Van boomke keer dich.
Ik weet niet recht meer hoe het gegaan is, maar ik zal u vertellen, wat ik er in mijn jongen tijd van onthouden heb.
Daar was eens een moeder en die had vier dochters. Maar de jongste van dezen had altijd alles gedaan en werd door de anderen zeer gehaat.
Eens, dat ze alle vier aan 't wandelen waren, kwam de koning door het weiland waar zij liepen. Hij had zoo'n trek in een schoon, geurig appelken, dat alleen aan een boom in de wei hing; als hij het echter wou plukken, dan sprong het omhoog, en hij kon er niet bij.
Toen riep hij de vier meiskens om den appel af te plukken en zei hun - zoo'n trek had hij erin - dat wie den appel te pakken kreeg met zijn zoon mocht trouwen.
De oudste beproefde het, de tweede beproefde het, de derde beproefde het; het hielp niets: het appelken sprong altijd omhoog als zij er naar reikten.

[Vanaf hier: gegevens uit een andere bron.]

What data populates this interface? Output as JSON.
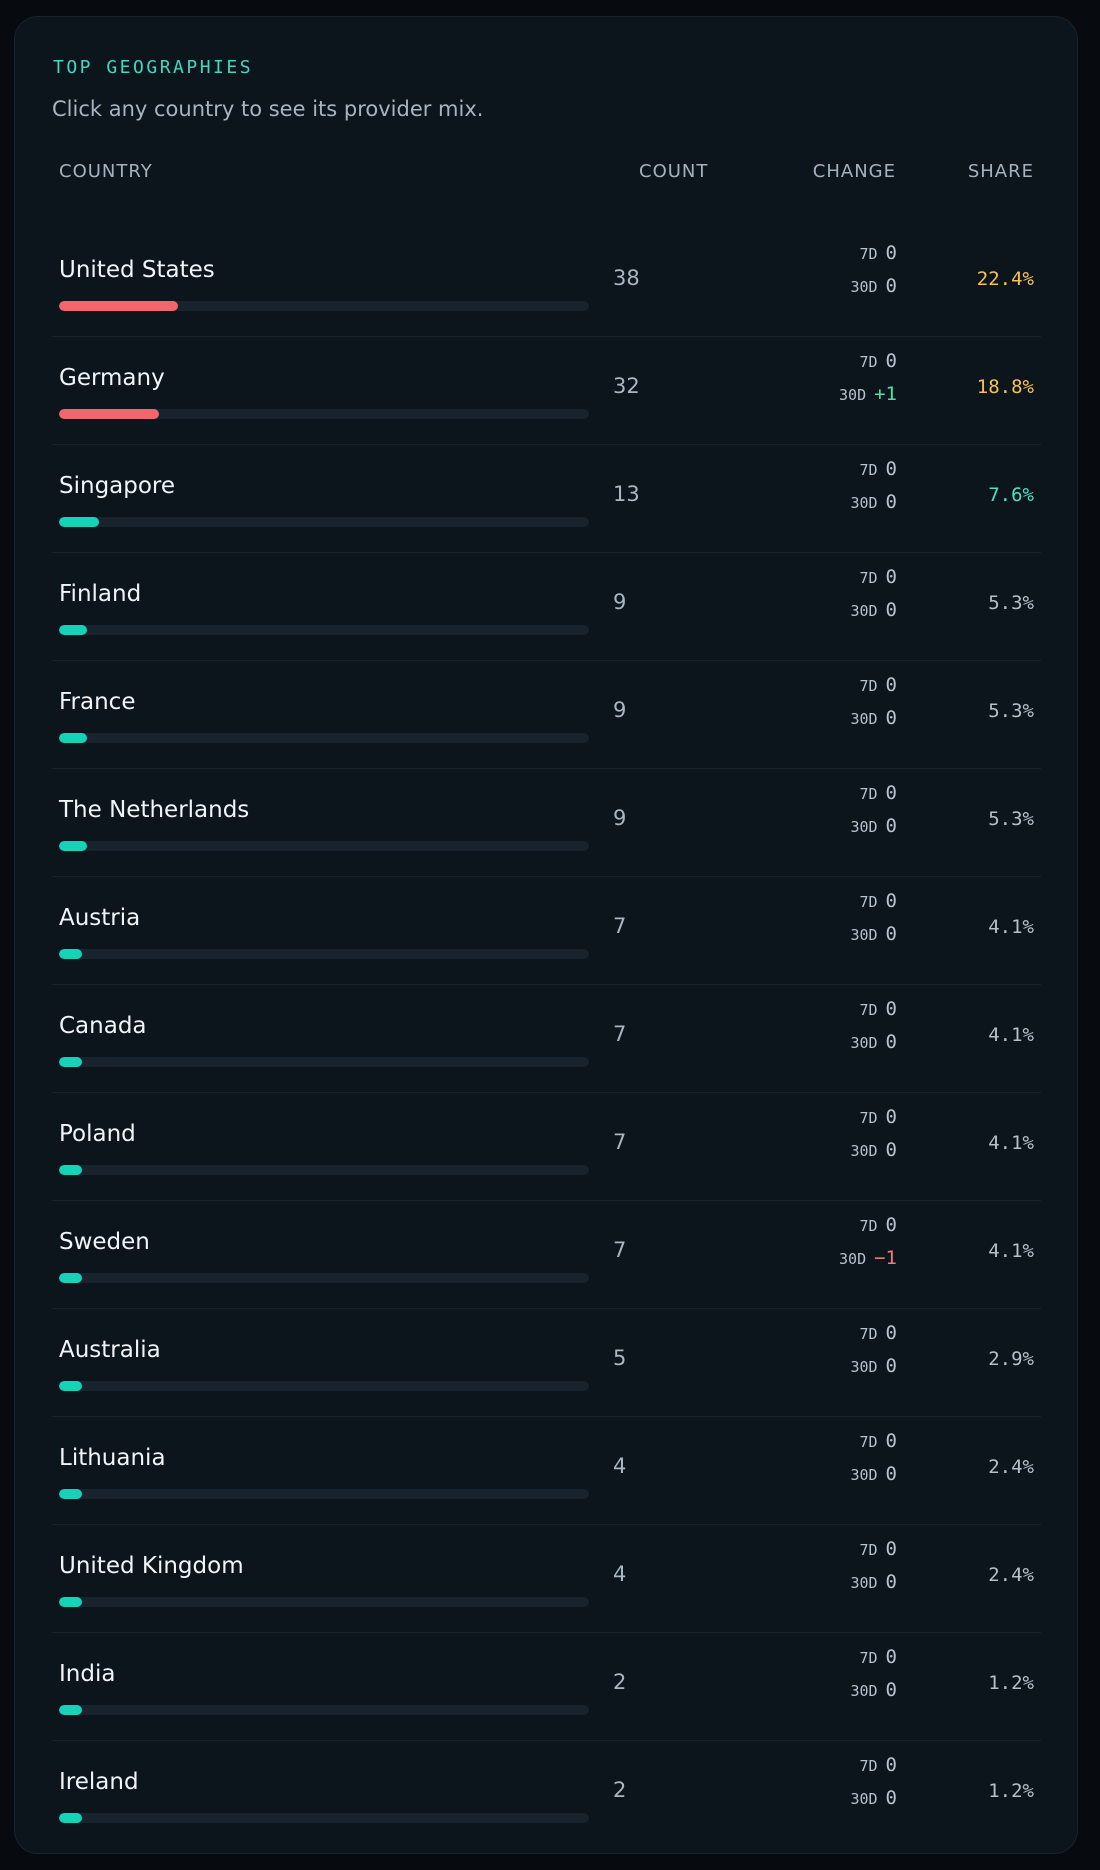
{
  "header": {
    "eyebrow": "TOP GEOGRAPHIES",
    "subtitle": "Click any country to see its provider mix."
  },
  "columns": {
    "country": "COUNTRY",
    "count": "COUNT",
    "change": "CHANGE",
    "share": "SHARE"
  },
  "change_labels": {
    "d7": "7D",
    "d30": "30D"
  },
  "colors": {
    "bar_high": "#f0666d",
    "bar_normal": "#16d2b6",
    "share_high": "#f5c354",
    "share_mid": "#4ee0c4",
    "share_normal": "#b5c0cb",
    "delta_positive": "#4ee0a6",
    "delta_negative": "#f57a7a",
    "delta_zero": "#b8c4d0"
  },
  "rows": [
    {
      "country": "United States",
      "count": "38",
      "d7": "0",
      "d30": "0",
      "share": "22.4%",
      "bar_fraction": 0.224,
      "tier": "high"
    },
    {
      "country": "Germany",
      "count": "32",
      "d7": "0",
      "d30": "+1",
      "share": "18.8%",
      "bar_fraction": 0.188,
      "tier": "high"
    },
    {
      "country": "Singapore",
      "count": "13",
      "d7": "0",
      "d30": "0",
      "share": "7.6%",
      "bar_fraction": 0.076,
      "tier": "mid"
    },
    {
      "country": "Finland",
      "count": "9",
      "d7": "0",
      "d30": "0",
      "share": "5.3%",
      "bar_fraction": 0.053,
      "tier": "normal"
    },
    {
      "country": "France",
      "count": "9",
      "d7": "0",
      "d30": "0",
      "share": "5.3%",
      "bar_fraction": 0.053,
      "tier": "normal"
    },
    {
      "country": "The Netherlands",
      "count": "9",
      "d7": "0",
      "d30": "0",
      "share": "5.3%",
      "bar_fraction": 0.053,
      "tier": "normal"
    },
    {
      "country": "Austria",
      "count": "7",
      "d7": "0",
      "d30": "0",
      "share": "4.1%",
      "bar_fraction": 0.041,
      "tier": "normal"
    },
    {
      "country": "Canada",
      "count": "7",
      "d7": "0",
      "d30": "0",
      "share": "4.1%",
      "bar_fraction": 0.041,
      "tier": "normal"
    },
    {
      "country": "Poland",
      "count": "7",
      "d7": "0",
      "d30": "0",
      "share": "4.1%",
      "bar_fraction": 0.041,
      "tier": "normal"
    },
    {
      "country": "Sweden",
      "count": "7",
      "d7": "0",
      "d30": "−1",
      "share": "4.1%",
      "bar_fraction": 0.041,
      "tier": "normal"
    },
    {
      "country": "Australia",
      "count": "5",
      "d7": "0",
      "d30": "0",
      "share": "2.9%",
      "bar_fraction": 0.029,
      "tier": "normal"
    },
    {
      "country": "Lithuania",
      "count": "4",
      "d7": "0",
      "d30": "0",
      "share": "2.4%",
      "bar_fraction": 0.024,
      "tier": "normal"
    },
    {
      "country": "United Kingdom",
      "count": "4",
      "d7": "0",
      "d30": "0",
      "share": "2.4%",
      "bar_fraction": 0.024,
      "tier": "normal"
    },
    {
      "country": "India",
      "count": "2",
      "d7": "0",
      "d30": "0",
      "share": "1.2%",
      "bar_fraction": 0.012,
      "tier": "normal"
    },
    {
      "country": "Ireland",
      "count": "2",
      "d7": "0",
      "d30": "0",
      "share": "1.2%",
      "bar_fraction": 0.012,
      "tier": "normal"
    }
  ]
}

Maar de jongste ging onder den boom zitten en riep: ‘Boomke, keer dich, weer dich, dat 'et 't miin es!’ En 't appelke viel in haar schoot.
Gij kunt denken dat de andere zusters kwaad waren. Maar toch, al werd ze 't huis uitgesmeten, ze trouwde met den koningszoon.
's Avonds ha de bruiloft, toen ze alleen wandelen ging langs een grooten vijver, kwamen de drie zusters en stieten haar in het water.
En als ze verdronken was, liep haar hondje altijd rond het water, wel drie dagen lang. Toen begon de koningszoon achterdocht te krijgen en hij dacht dat ze wel verdronken kon zijn.